I went in for the punch line. “Well there are four siblings in his whole family!” Amy and her mom started cracking up. Her mom told me she had 16 siblings. I had heard of big families, but never that big. And so started my learning of other cultures.

At the end of sophomore year Amy and I became leaders on dance team and spent more time together. Our personalities clicked. She knew which guys were worth her time and which were not, giving me “Oh God” looks when guys made dumb sex jokes. 

Amy almost always gets straight As and she quickly reads assignments like our boring history book while still understanding what it’s about. One assignment, which I thought was just busy work, was to make a scrapbook of The Catcher in the Rye, a book we had read. I pasted pieces of colored paper together and drew some pictures. When Amy arrived to class with her scrapbook I was amazed. She had bought an actual scrapbook. She had cut-outs from magazines, pop-up stickers—the works. I wondered why I was so surprised that Amy was an excellent student. I couldn’t figure it out until I met another Latina girl in one of my other classes who was boy crazy. She brought back the stereotypes I had in middle school about Latina girls. At first I tried not to think about them, but they didn’t go away. Once I admitted the stereotypes to myself I no longer felt that way because I realized how dumb and untrue they were.

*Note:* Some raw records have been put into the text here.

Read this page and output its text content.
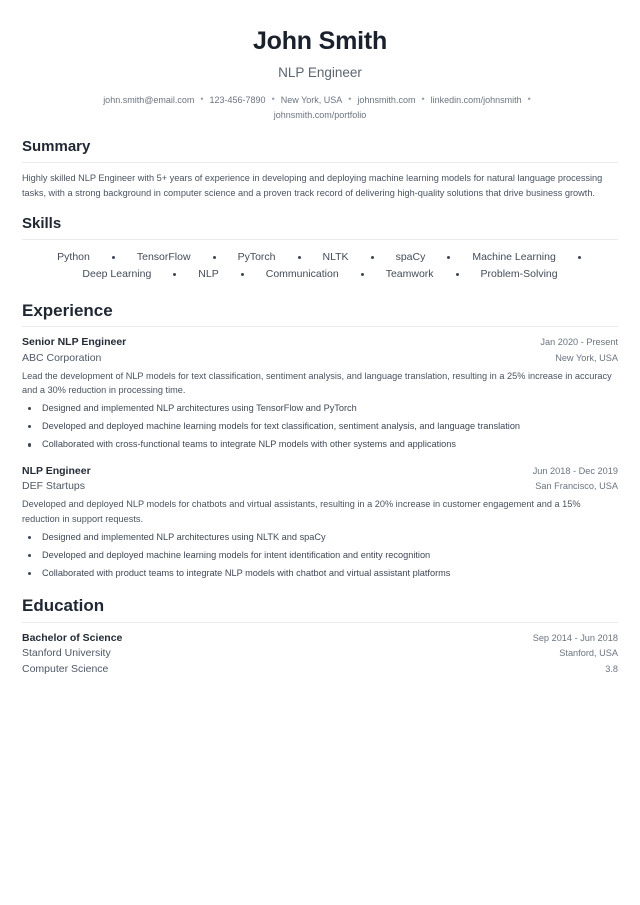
John Smith
NLP Engineer
john.smith@email.com • 123-456-7890 • New York, USA • johnsmith.com • linkedin.com/johnsmith •johnsmith.com/portfolio
Summary

Highly skilled NLP Engineer with 5+ years of experience in developing and deploying machine learning models for natural language processing tasks, with a strong background in computer science and a proven track record of delivering high-quality solutions that drive business growth.

Skills
Python	TensorFlow	PyTorch	NLTK	spaCy	Machine LearningDeep Learning	NLP	Communication	Teamwork	Problem-Solving
Experience
Senior NLP Engineer	Jan 2020 - Present
ABC Corporation	New York, USA

Lead the development of NLP models for text classification, sentiment analysis, and language translation, resulting in a 25% increase in accuracy and a 30% reduction in processing time.

Designed and implemented NLP architectures using TensorFlow and PyTorch
Developed and deployed machine learning models for text classification, sentiment analysis, and language translation
Collaborated with cross-functional teams to integrate NLP models with other systems and applications
NLP Engineer	Jun 2018 - Dec 2019
DEF Startups	San Francisco, USA

Developed and deployed NLP models for chatbots and virtual assistants, resulting in a 20% increase in customer engagement and a 15% reduction in support requests.

Designed and implemented NLP architectures using NLTK and spaCy
Developed and deployed machine learning models for intent identification and entity recognition
Collaborated with product teams to integrate NLP models with chatbot and virtual assistant platforms
Education
Bachelor of Science	Sep 2014 - Jun 2018
Stanford University	Stanford, USA
Computer Science	3.8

This realization led me to see I also had a stereotype of quiet Asians who do all their homework and stay in on weekends. I got this stereotype from my friends in the North Hollywood High School Highly Gifted Magnet (HGM). They would joke about how Asian students in the HGM would study constantly and didn’t have a life because their parents would not accept anything less than an A.

She wasn’t what I expected

Judy seemed to fit that stereotype at first. She would do all her homework and run laps without complaining when the dance team leaders were punishing the team. Then one day she was practicing the routine for dance team and I saw her really dance. Every time we ran through the show her dancing was just as intense and energetic. I could tell that she was hardworking not just with her schoolwork, but also with the artistic ways she expresses herself.

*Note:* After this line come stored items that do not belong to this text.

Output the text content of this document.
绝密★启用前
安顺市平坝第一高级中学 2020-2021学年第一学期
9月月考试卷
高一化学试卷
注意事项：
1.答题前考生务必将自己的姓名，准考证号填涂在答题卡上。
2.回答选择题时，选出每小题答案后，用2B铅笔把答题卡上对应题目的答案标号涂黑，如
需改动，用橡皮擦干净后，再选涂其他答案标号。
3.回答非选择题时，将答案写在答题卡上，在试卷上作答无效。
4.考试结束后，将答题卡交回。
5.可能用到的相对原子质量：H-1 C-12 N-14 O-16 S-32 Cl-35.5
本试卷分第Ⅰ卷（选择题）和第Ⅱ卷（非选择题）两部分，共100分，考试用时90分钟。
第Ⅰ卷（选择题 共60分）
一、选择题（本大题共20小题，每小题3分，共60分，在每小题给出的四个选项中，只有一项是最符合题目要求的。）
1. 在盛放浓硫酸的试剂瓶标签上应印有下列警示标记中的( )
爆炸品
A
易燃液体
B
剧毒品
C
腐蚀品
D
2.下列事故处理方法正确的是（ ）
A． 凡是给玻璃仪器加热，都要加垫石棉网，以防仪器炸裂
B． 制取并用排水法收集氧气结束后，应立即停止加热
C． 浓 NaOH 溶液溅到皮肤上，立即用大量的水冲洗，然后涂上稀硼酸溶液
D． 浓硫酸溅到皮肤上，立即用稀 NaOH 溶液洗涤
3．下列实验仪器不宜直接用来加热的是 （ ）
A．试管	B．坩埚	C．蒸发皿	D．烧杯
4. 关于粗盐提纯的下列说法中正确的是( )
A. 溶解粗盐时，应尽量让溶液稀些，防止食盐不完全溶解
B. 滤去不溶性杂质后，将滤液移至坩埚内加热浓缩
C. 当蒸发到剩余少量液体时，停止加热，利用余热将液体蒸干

We started to become friends and once I started talking to her, I couldn’t get enough of her crazy outlook. She makes up weird dances that we called the “hoe-down” because they resembled a country dance. She breaks out in her “hoe-down” when we are standing around during nutrition, and there is no way I can’t join in. When we became closer, we started talking about more serious topics, like the differences between our religions (I’m Jewish and her parents are Christian). We can discuss almost everything and I never feel like I have to hold back. She is the most bizarre person I know, and I mean that in the best way possible.

If I didn’t attend a small magnet school, I don’t think I would have gotten so close to Amy and Judy. Integration programs are important. Even people brought up in open environments like I was can form prejudices. It’s hard to find a television show with a main character who is not white, and if the main character is a minority then usually the rest of the cast members are as well. TV shows play up stereotypes because they think it’s funny, but stereotypes shouldn’t be jokes. People around you also can lead you to form prejudices, telling racist jokes or making fun of others’ differences. Magnet schools like mine, which are small and diverse, allow kids to be more open to different types of people, and break down their own racial stereotypes.

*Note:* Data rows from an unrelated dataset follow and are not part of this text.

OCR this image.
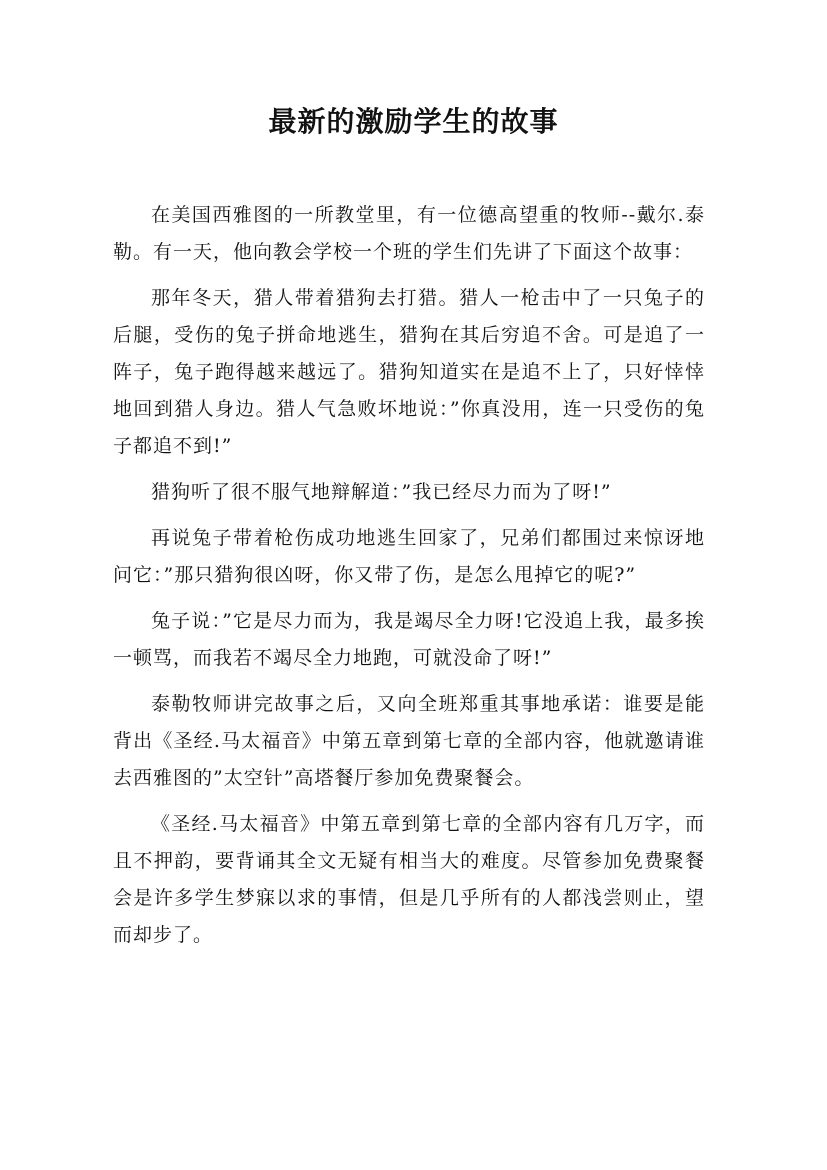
最新的激励学生的故事

在美国西雅图的一所教堂里，有一位德高望重的牧师--戴尔.泰勒。有一天，他向教会学校一个班的学生们先讲了下面这个故事：

那年冬天，猎人带着猎狗去打猎。猎人一枪击中了一只兔子的后腿，受伤的兔子拼命地逃生，猎狗在其后穷追不舍。可是追了一阵子，兔子跑得越来越远了。猎狗知道实在是追不上了，只好悻悻地回到猎人身边。猎人气急败坏地说：”你真没用，连一只受伤的兔子都追不到!”

猎狗听了很不服气地辩解道：”我已经尽力而为了呀!”

再说兔子带着枪伤成功地逃生回家了，兄弟们都围过来惊讶地问它：”那只猎狗很凶呀，你又带了伤，是怎么甩掉它的呢?”

兔子说：”它是尽力而为，我是竭尽全力呀!它没追上我，最多挨一顿骂，而我若不竭尽全力地跑，可就没命了呀!”

泰勒牧师讲完故事之后，又向全班郑重其事地承诺：谁要是能背出《圣经.马太福音》中第五章到第七章的全部内容，他就邀请谁去西雅图的”太空针”高塔餐厅参加免费聚餐会。

《圣经.马太福音》中第五章到第七章的全部内容有几万字，而且不押韵，要背诵其全文无疑有相当大的难度。尽管参加免费聚餐会是许多学生梦寐以求的事情，但是几乎所有的人都浅尝则止，望而却步了。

I hate that I had prejudices. But everyone does and the best way to overcome them is to acknowledge them. One of my other Latina friends said that when she first met me, she thought I was a stuck-up white girl. I get this a lot, I don’t know why, maybe because I’m quiet around new people. She said that once she got to know me, she saw that I wasn’t like that at all. I am happy to say that I will never have the same prejudices against Latinas and Asians again. Even if my prejudices were not as bad as the KKK’s, I still think it’s important not to have them. When you have prejudices, you’re not able to see the person for who they are and could miss out on someone who could become a good friend.